The median age was 56 years (range, 40-74 years), with a median follow-up time of 5.7 months (range, 0.2-25 months). The overall response rate was 30% (nine patients): four patients had triple-negative breast cancer, three patients had luminal B breast cancer and two patients had luminal A breast cancer. The median PFS was 2.9 months (range, 0.2-14 months). The median number of previous chemotherapy regimens was 4 (range, 3-9). Univariate analysis showed that the number of regimens (four or fewer) prior to eribulin was statistically associated with superior PFS ( = 0.009). Multivariate analysis also showed similar statistical association between number of prior regimens (four or fewer) and better PFS adjusted by age group (≥50 years; hazard ratio = 1.29; 95% CI: 1.0-1.65; = 0.046). There were no toxic deaths or grade 4 toxicities. Nine (30%) patients had grade 3 anemia toxicities, and the other common toxicities were leukopenia and neutropenia. Four (13%) patients required dose reduction and 16 (53%) patients required dose delay because of toxicities.

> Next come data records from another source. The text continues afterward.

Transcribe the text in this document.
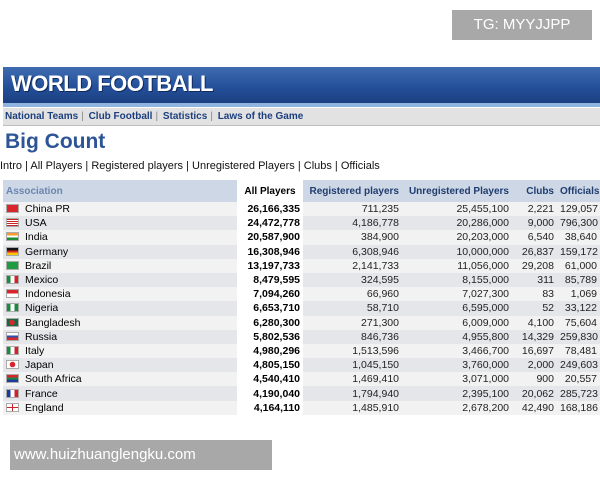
TG: MYYJJPP
WORLD FOOTBALL
National Teams | Club Football | Statistics | Laws of the Game
Big Count
Intro | All Players | Registered players | Unregistered Players | Clubs | Officials
Association	All Players	Registered players	Unregistered Players	Clubs	Officials
China PR	26,166,335	711,235	25,455,100	2,221	129,057
USA	24,472,778	4,186,778	20,286,000	9,000	796,300
India	20,587,900	384,900	20,203,000	6,540	38,640
Germany	16,308,946	6,308,946	10,000,000	26,837	159,172
Brazil	13,197,733	2,141,733	11,056,000	29,208	61,000
Mexico	8,479,595	324,595	8,155,000	311	85,789
Indonesia	7,094,260	66,960	7,027,300	83	1,069
Nigeria	6,653,710	58,710	6,595,000	52	33,122
Bangladesh	6,280,300	271,300	6,009,000	4,100	75,604
Russia	5,802,536	846,736	4,955,800	14,329	259,830
Italy	4,980,296	1,513,596	3,466,700	16,697	78,481
Japan	4,805,150	1,045,150	3,760,000	2,000	249,603
South Africa	4,540,410	1,469,410	3,071,000	900	20,557
France	4,190,040	1,794,940	2,395,100	20,062	285,723
England	4,164,110	1,485,910	2,678,200	42,490	168,186
www.huizhuanglengku.com
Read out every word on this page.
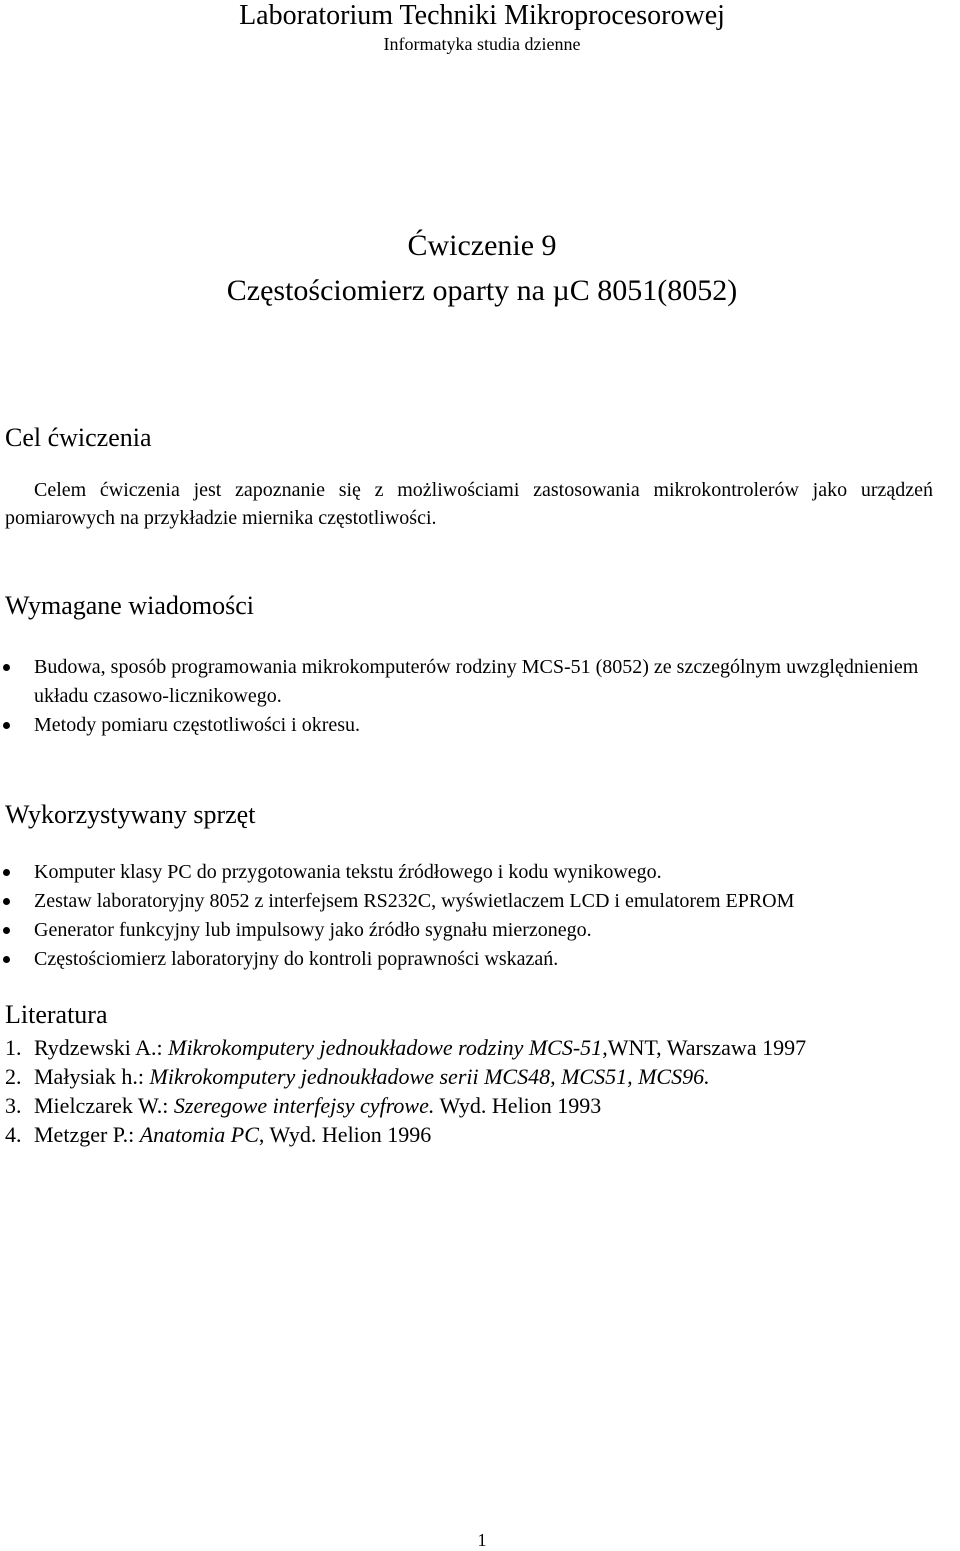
Laboratorium Techniki Mikroprocesorowej
Informatyka studia dzienne
Ćwiczenie 9
Częstościomierz oparty na µC 8051(8052)
Cel ćwiczenia
Celem ćwiczenia jest zapoznanie się z możliwościami zastosowania mikrokontrolerów jako urządzeń pomiarowych na przykładzie miernika częstotliwości.
Wymagane wiadomości
Budowa, sposób programowania mikrokomputerów rodziny MCS-51 (8052) ze szczególnym uwzględnieniem układu czasowo-licznikowego.
Metody pomiaru częstotliwości i okresu.
Wykorzystywany sprzęt
Komputer klasy PC do przygotowania tekstu źródłowego i kodu wynikowego.
Zestaw laboratoryjny 8052 z interfejsem RS232C, wyświetlaczem LCD i emulatorem EPROM
Generator funkcyjny lub impulsowy jako źródło sygnału mierzonego.
Częstościomierz laboratoryjny do kontroli poprawności wskazań.
Literatura
1. Rydzewski A.: Mikrokomputery jednoukładowe rodziny MCS-51,WNT, Warszawa 1997
2. Małysiak h.: Mikrokomputery jednoukładowe serii MCS48, MCS51, MCS96.
3. Mielczarek W.: Szeregowe interfejsy cyfrowe. Wyd. Helion 1993
4. Metzger P.: Anatomia PC, Wyd. Helion 1996
1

Eribulin is an effective drug for heavily pretreated MBC patients with tolerable toxicities. The benefit was superior in patients who received fewer than four previous chemotherapy regimens.
我们报告了艾日布林作为泰国转移性乳腺癌(MBC)患者晚期治疗方案的安全性和有效性。

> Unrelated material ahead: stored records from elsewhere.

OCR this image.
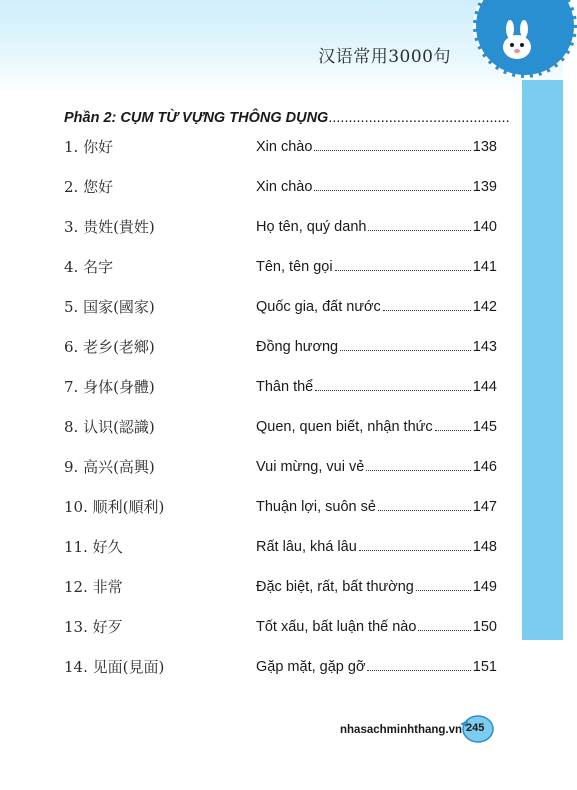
汉语常用3000句
Phần 2: CỤM TỪ VỰNG THÔNG DỤNG.............................................
1. 你好	Xin chào	138
2. 您好	Xin chào	139
3. 贵姓(貴姓)	Họ tên, quý danh	140
4. 名字	Tên, tên gọi	141
5. 国家(國家)	Quốc gia, đất nước	142
6. 老乡(老鄉)	Đồng hương	143
7. 身体(身體)	Thân thể	144
8. 认识(認識)	Quen, quen biết, nhận thức	145
9. 高兴(高興)	Vui mừng, vui vẻ	146
10. 顺利(順利)	Thuận lợi, suôn sẻ	147
11. 好久	Rất lâu, khá lâu	148
12. 非常	Đặc biệt, rất, bất thường	149
13. 好歹	Tốt xấu, bất luận thế nào	150
14. 见面(見面)	Gặp mặt, gặp gỡ	151
nhasachminhthang.vn 245
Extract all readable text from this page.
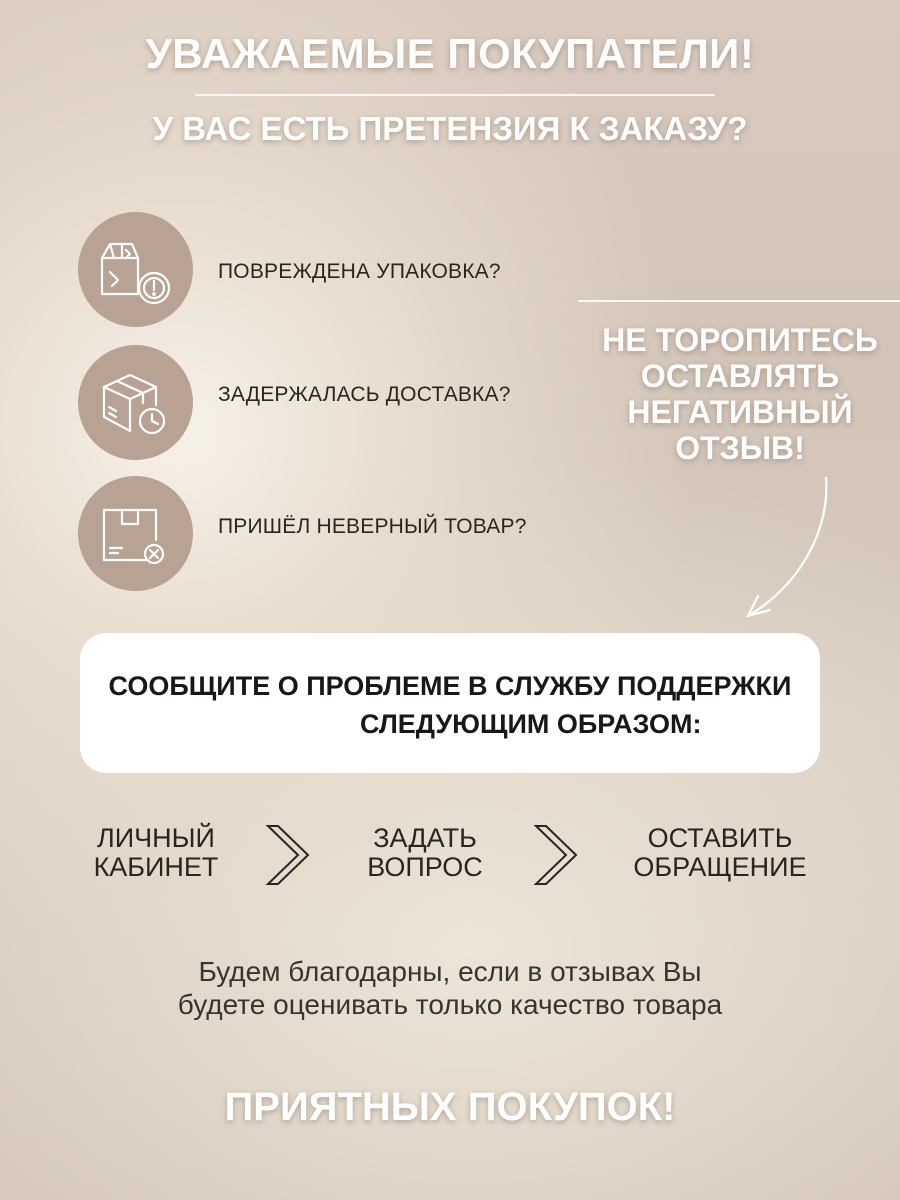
УВАЖАЕМЫЕ ПОКУПАТЕЛИ!
У ВАС ЕСТЬ ПРЕТЕНЗИЯ К ЗАКАЗУ?
ПОВРЕЖДЕНА УПАКОВКА?
ЗАДЕРЖАЛАСЬ ДОСТАВКА?
ПРИШЁЛ НЕВЕРНЫЙ ТОВАР?
НЕ ТОРОПИТЕСЬ
ОСТАВЛЯТЬ
НЕГАТИВНЫЙ
ОТЗЫВ!
СООБЩИТЕ О ПРОБЛЕМЕ В СЛУЖБУ ПОДДЕРЖКИ
СЛЕДУЮЩИМ ОБРАЗОМ:
ЛИЧНЫЙ
КАБИНЕТ
ЗАДАТЬ
ВОПРОС
ОСТАВИТЬ
ОБРАЩЕНИЕ
Будем благодарны, если в отзывах Вы
будете оценивать только качество товара
ПРИЯТНЫХ ПОКУПОК!
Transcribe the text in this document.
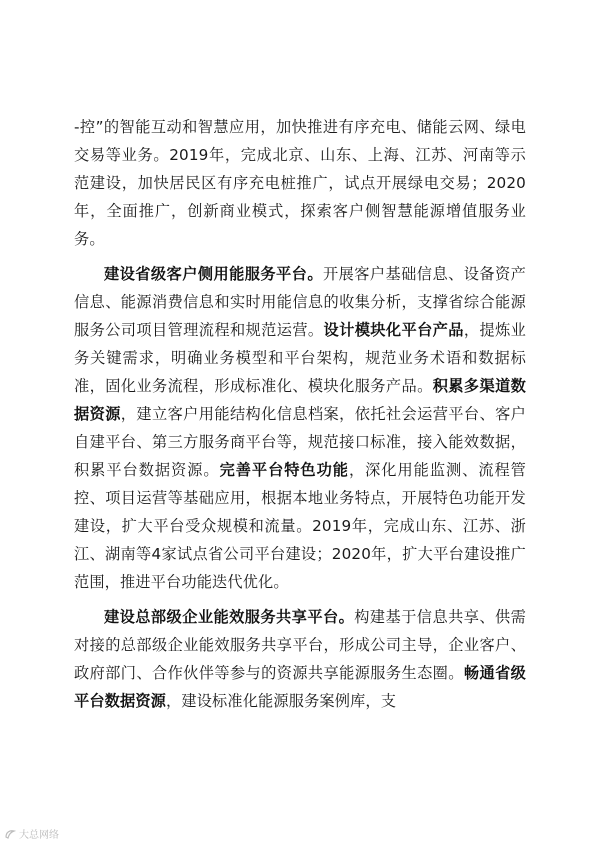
-控”的智能互动和智慧应用，加快推进有序充电、储能云网、绿电交易等业务。2019年，完成北京、山东、上海、江苏、河南等示范建设，加快居民区有序充电桩推广，试点开展绿电交易；2020年，全面推广，创新商业模式，探索客户侧智慧能源增值服务业务。

建设省级客户侧用能服务平台。开展客户基础信息、设备资产信息、能源消费信息和实时用能信息的收集分析，支撑省综合能源服务公司项目管理流程和规范运营。设计模块化平台产品，提炼业务关键需求，明确业务模型和平台架构，规范业务术语和数据标准，固化业务流程，形成标准化、模块化服务产品。积累多渠道数据资源，建立客户用能结构化信息档案，依托社会运营平台、客户自建平台、第三方服务商平台等，规范接口标准，接入能效数据，积累平台数据资源。完善平台特色功能，深化用能监测、流程管控、项目运营等基础应用，根据本地业务特点，开展特色功能开发建设，扩大平台受众规模和流量。2019年，完成山东、江苏、浙江、湖南等4家试点省公司平台建设；2020年，扩大平台建设推广范围，推进平台功能迭代优化。

建设总部级企业能效服务共享平台。构建基于信息共享、供需对接的总部级企业能效服务共享平台，形成公司主导，企业客户、政府部门、合作伙伴等参与的资源共享能源服务生态圈。畅通省级平台数据资源，建设标准化能源服务案例库，支

大总网络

回顾性分析了2014年1月至2017年1月期间接受艾日布林治疗的30例MBC患者。患者计划在第1天、第8天接受1.4mg/m²的艾日布林治疗,随后每21天给药一次。所有患者此前至少接受过三种化疗方案,包括蒽环类和紫杉烷类。分析了缓解率和无进展生存期(PFS)。
中位年龄为56岁(范围40 - 74岁),中位随访时间为5.7个月(范围0.2 - 25个月)。总缓解率为30%(9例患者):4例患者为三阴性乳腺癌,3例患者为管腔B型乳腺癌,2例患者为管腔A型乳腺癌。中位PFS为2.9个月(范围0.2 - 14个月)。既往化疗方案的中位数量为4个(范围3 - 9个)。单因素分析显示,艾日布林治疗前的化疗方案数量(4个或更少)与更好的PFS在统计学上相关(P = 0.009)。多因素分析还显示,既往化疗方案数量(4个或更少)与按年龄组(≥50岁)调整后的更好的PFS之间存在相似的统计学关联(风险比 = 1.29;95%置信区间:1.0 - 1.65;P = 0.046)。没有出现毒性死亡或4级毒性反应。9例(30%)患者出现3级贫血毒性反应,其他常见毒性反应为白细胞减少和中性粒细胞减少。4例(13%)患者需要减量,16例(53%)患者因毒性反应需要延迟给药。
艾日布林是一种对经过大量治疗的MBC患者有效的药物,毒性可耐受。对于既往接受化疗方案少于4个的患者,获益更大。